Distribution of bacterial single cell parameters and their estimation from turbidity detection times

The stochastic growth of homogeneous bacterial populations in the wells of a microtiter plate was studied as a function of the random initial cell number and their random individual lag times. These significantly affected the population growth in the well, while the maximum specific growth rate of the population was constant (or its variance was negligible) for each well. We showed the advantages of the mathematical assumption that a transformation of the single cell lag time, called the single cell physiological state (or, more accurately, that of the sub-population generated by the single cell) follow the Beta distribution. Simulations demonstrated what patterns would such assumption generate for the distribution of the detection times observed in the wells. An estimation procedure was developed, based on the beta-assumption, that resulted in an explicit expression for the expected value of the single cell physiological state as a function of measured time to detection values using turbidity experiments. The method was illustrated using laboratory data with Escherichia coli, Salmonella enterica subsp. enterica strains.
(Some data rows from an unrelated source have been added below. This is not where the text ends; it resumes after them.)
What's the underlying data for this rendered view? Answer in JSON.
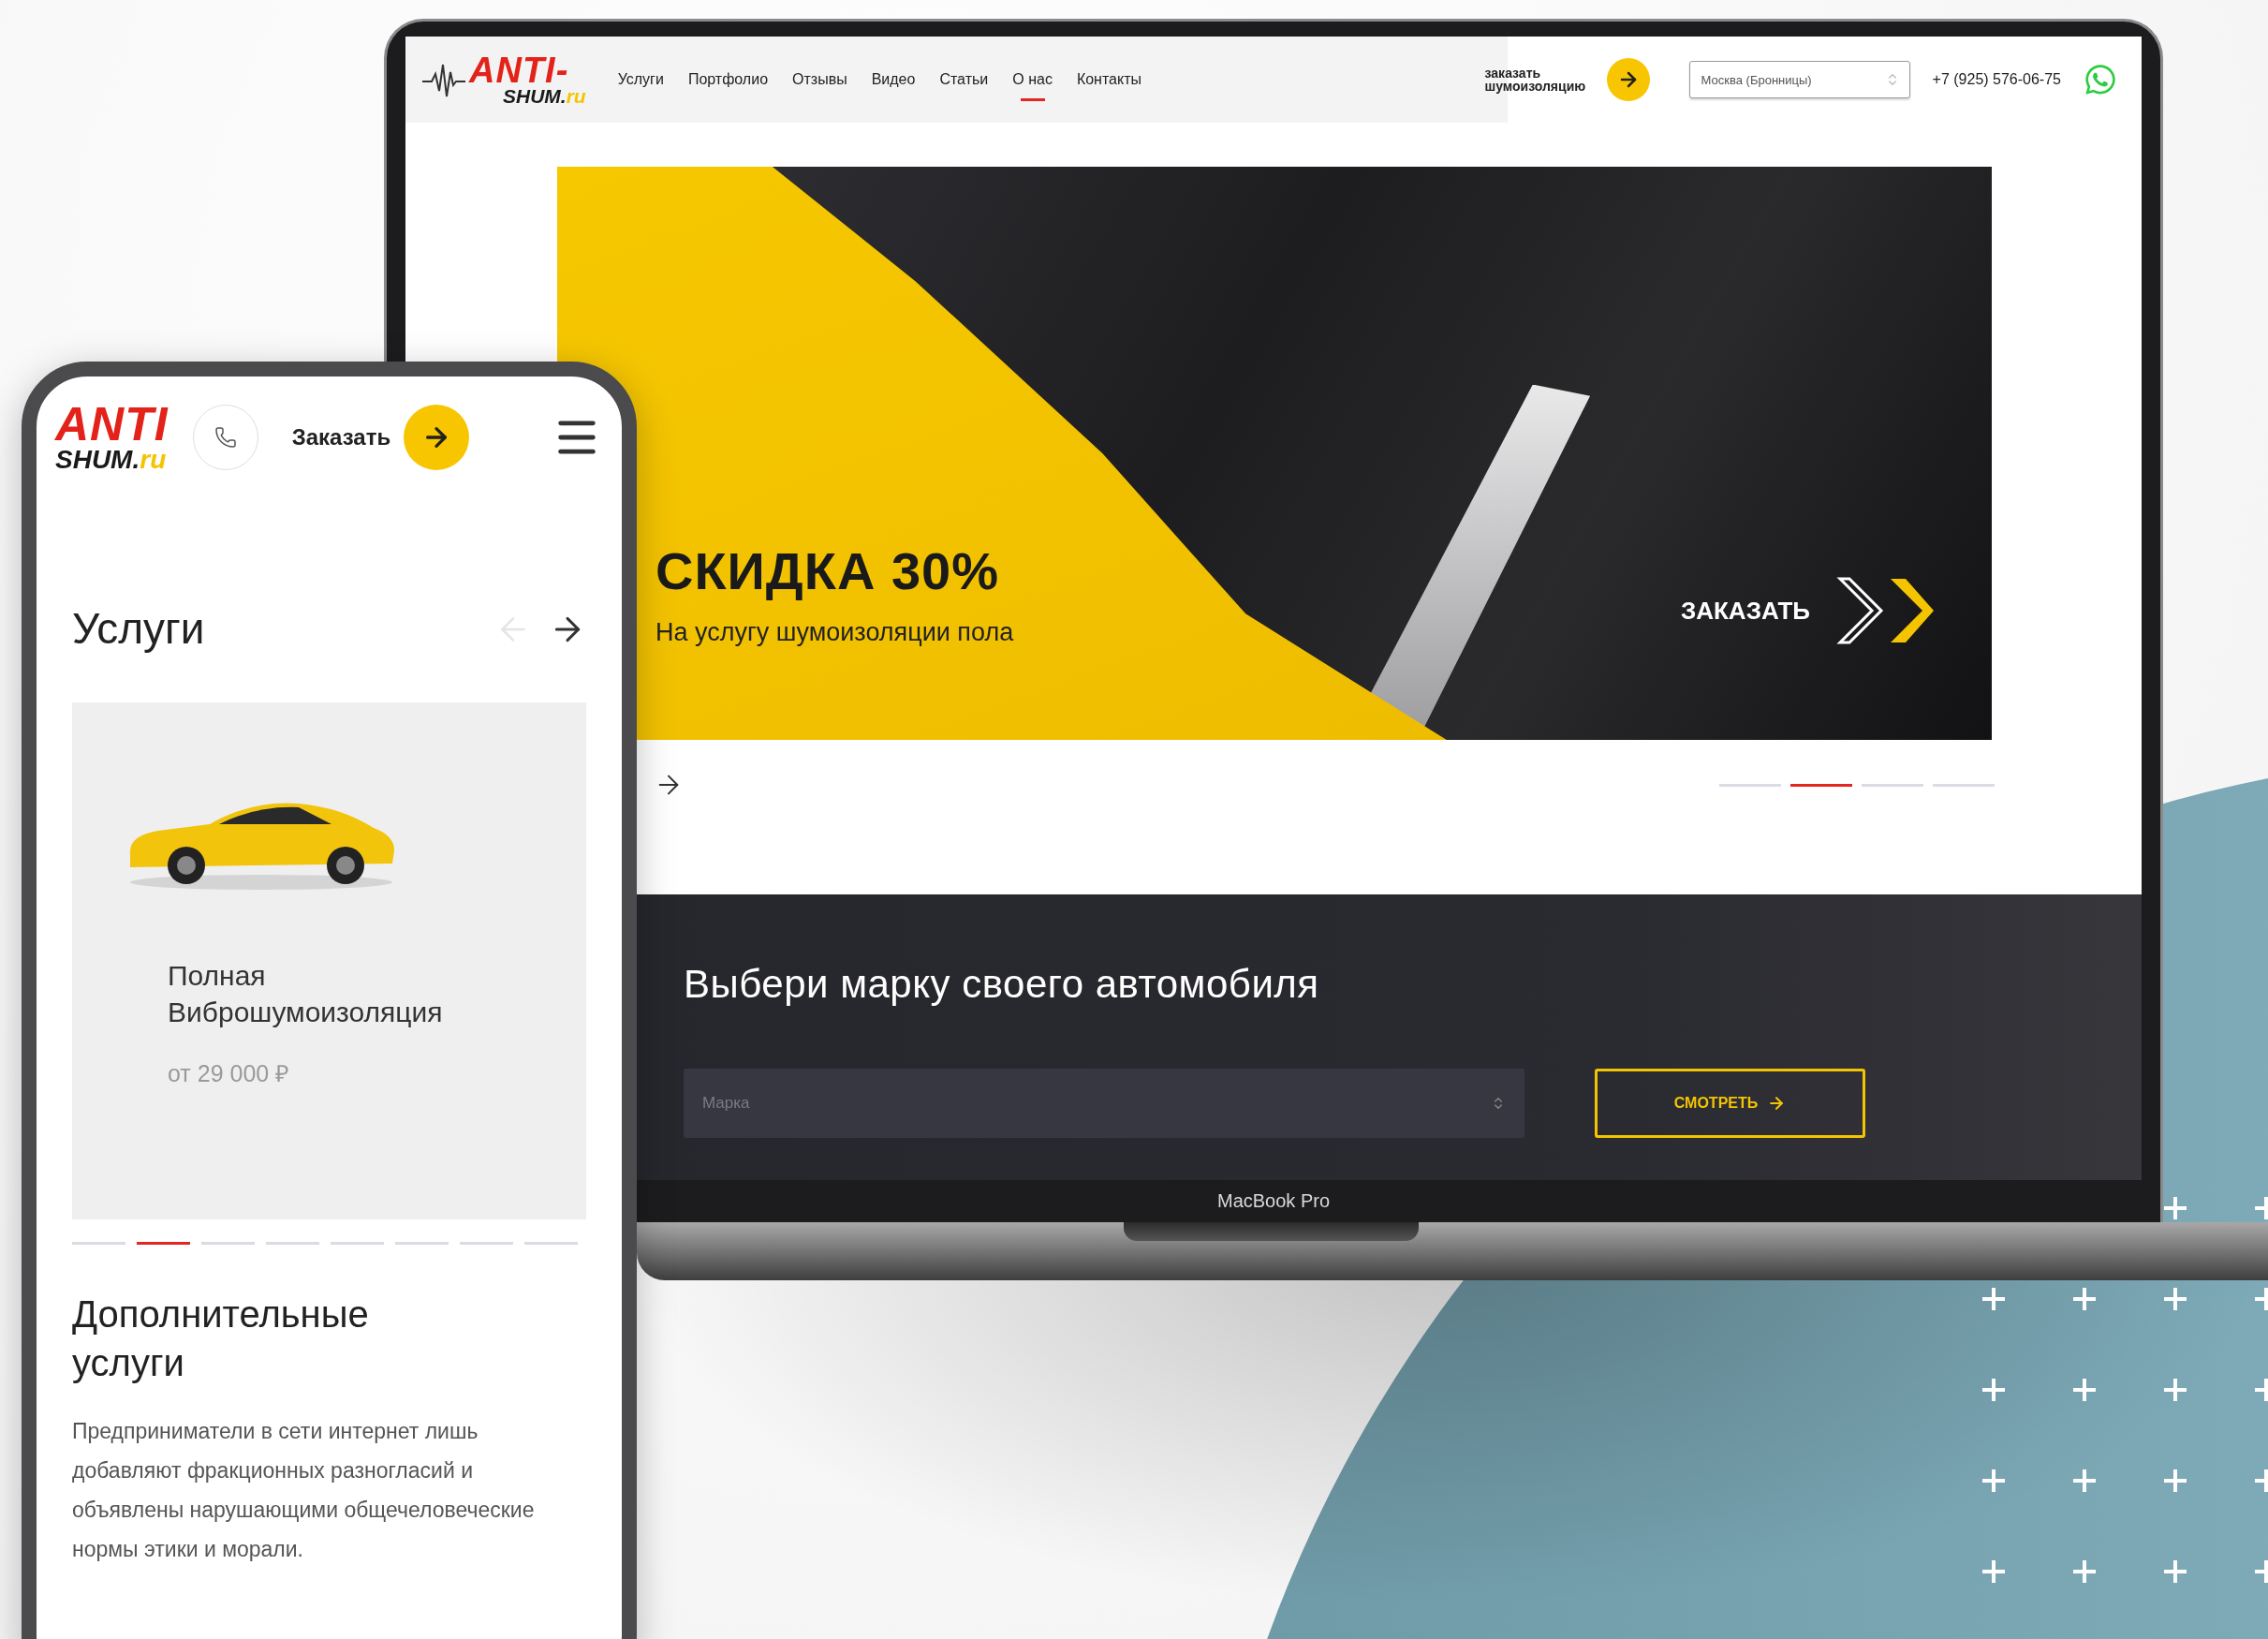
{
  "laptop": {
    "site": {
      "logo": {
        "top": "ANTI-",
        "bottom": "SHUM.",
        "domain": "ru"
      },
      "nav": [
        {
          "label": "Услуги",
          "selected": false
        },
        {
          "label": "Портфолио",
          "selected": false
        },
        {
          "label": "Отзывы",
          "selected": false
        },
        {
          "label": "Видео",
          "selected": false
        },
        {
          "label": "Статьи",
          "selected": false
        },
        {
          "label": "О нас",
          "selected": true
        },
        {
          "label": "Контакты",
          "selected": false
        }
      ],
      "order_link": "заказать шумоизоляцию",
      "city_select": {
        "value": "Москва (Бронницы)"
      },
      "phone": "+7 (925) 576-06-75",
      "hero": {
        "title": "СКИДКА 30%",
        "subtitle": "На услугу шумоизоляции пола",
        "cta": "ЗАКАЗАТЬ",
        "slides": [
          {
            "selected": false
          },
          {
            "selected": true
          },
          {
            "selected": false
          },
          {
            "selected": false
          }
        ]
      },
      "brand_picker": {
        "heading": "Выбери марку своего автомобиля",
        "select": {
          "placeholder": "Марка"
        },
        "button": "СМОТРЕТЬ"
      }
    },
    "label": "MacBook Pro"
  },
  "phone": {
    "logo": {
      "top": "ANTI",
      "bottom": "SHUM.",
      "domain": "ru"
    },
    "order_button": "Заказать",
    "services": {
      "heading": "Услуги",
      "card": {
        "title": "Полная Виброшумоизоляция",
        "price": "от 29 000 ₽"
      },
      "slides": [
        {
          "selected": false
        },
        {
          "selected": true
        },
        {
          "selected": false
        },
        {
          "selected": false
        },
        {
          "selected": false
        },
        {
          "selected": false
        },
        {
          "selected": false
        },
        {
          "selected": false
        }
      ]
    },
    "extra": {
      "heading": "Дополнительные услуги",
      "text": "Предприниматели в сети интернет лишь добавляют фракционных разногласий и объявлены нарушающими общечеловеческие нормы этики и морали."
    }
  }
}
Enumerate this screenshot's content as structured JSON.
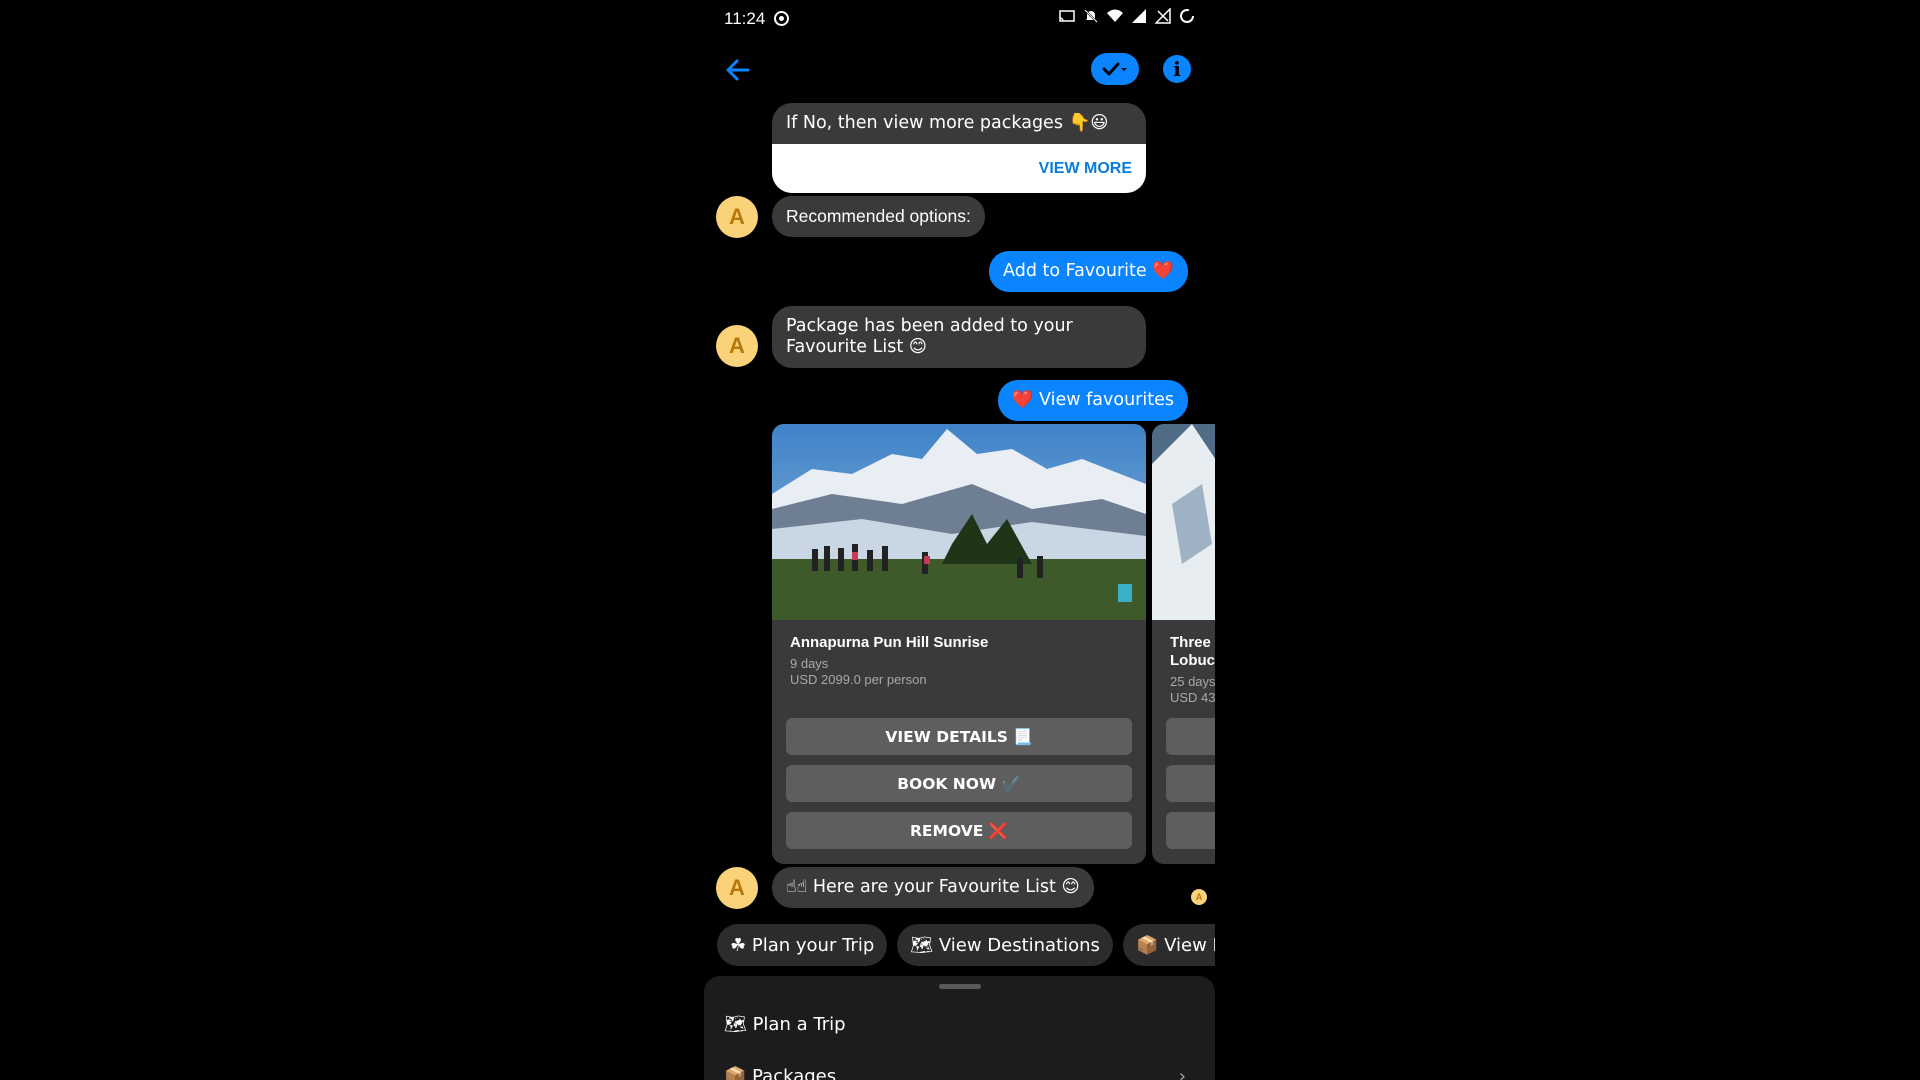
{
  "status_bar": {
    "time": "11:24"
  },
  "header": {
    "back_icon": "back-arrow-icon",
    "check_icon": "check-icon",
    "info_icon": "info-icon",
    "info_glyph": "i"
  },
  "messages": {
    "view_more_card": {
      "text": "If No, then view more packages 👇😃",
      "button": "VIEW MORE"
    },
    "recommended": "Recommended options:",
    "add_favourite": "Add to Favourite ❤️",
    "package_added": "Package has been added to your Favourite List 😊",
    "view_favourites": "❤️ View favourites",
    "favourite_list": "☝☝ Here are your Favourite List 😊"
  },
  "avatar_letter": "A",
  "packages": [
    {
      "title": "Annapurna Pun Hill Sunrise",
      "duration": "9 days",
      "price": "USD 2099.0 per person",
      "buttons": {
        "details": "VIEW DETAILS 📃",
        "book": "BOOK NOW ✔️",
        "remove": "REMOVE ❌"
      }
    },
    {
      "title_line1": "Three",
      "title_line2": "Lobucl",
      "duration": "25 days",
      "price": "USD 43"
    }
  ],
  "quick_replies": [
    "☘ Plan your Trip",
    "🗺 View Destinations",
    "📦 View Pack"
  ],
  "menu": [
    {
      "label": "🗺 Plan a Trip"
    },
    {
      "label": "📦 Packages",
      "chevron": "›"
    }
  ],
  "colors": {
    "accent": "#0a84ff",
    "bubble": "#3a3a3c",
    "avatar": "#f9d27a"
  }
}
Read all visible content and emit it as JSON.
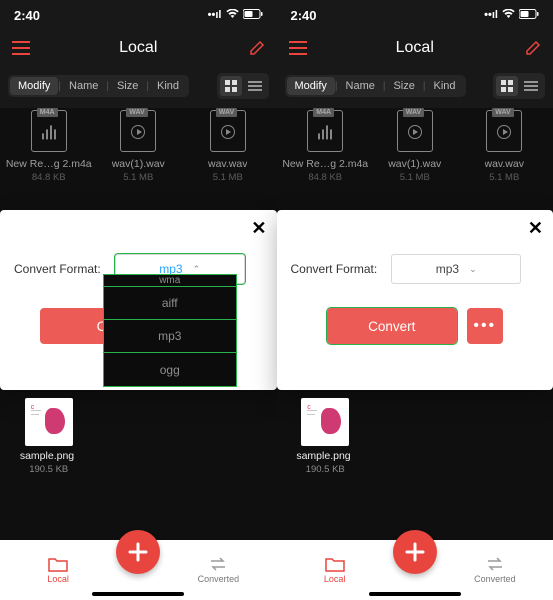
{
  "statusbar": {
    "time": "2:40"
  },
  "nav": {
    "title": "Local"
  },
  "sort": {
    "modify": "Modify",
    "name": "Name",
    "size": "Size",
    "kind": "Kind"
  },
  "files": [
    {
      "tag": "M4A",
      "name": "New Re…g 2.m4a",
      "size": "84.8 KB",
      "icon": "bars"
    },
    {
      "tag": "WAV",
      "name": "wav(1).wav",
      "size": "5.1 MB",
      "icon": "play"
    },
    {
      "tag": "WAV",
      "name": "wav.wav",
      "size": "5.1 MB",
      "icon": "play"
    }
  ],
  "thumb": {
    "name": "sample.png",
    "size": "190.5 KB"
  },
  "sheet": {
    "label": "Convert Format:",
    "selected": "mp3",
    "options": [
      "wma",
      "aiff",
      "mp3",
      "ogg"
    ],
    "convert": "Convert",
    "more": "•••"
  },
  "tabs": {
    "local": "Local",
    "converted": "Converted"
  }
}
The results gave a basis to quantify the difference between the studied organisms in terms of their single-cell kinetics.

Automated summary

The study found that the growth of bacterial populations is influenced by the random initial cell number and individual lag times, while the maximum specific growth rate remains constant within each well. The mathematical assumption of using Beta distribution to describe the single cell physiological state provides insights into the patterns of detection times observed in the wells. An estimation procedure based on this assumption allows for explicit expression of expected values of the single cell physiological state.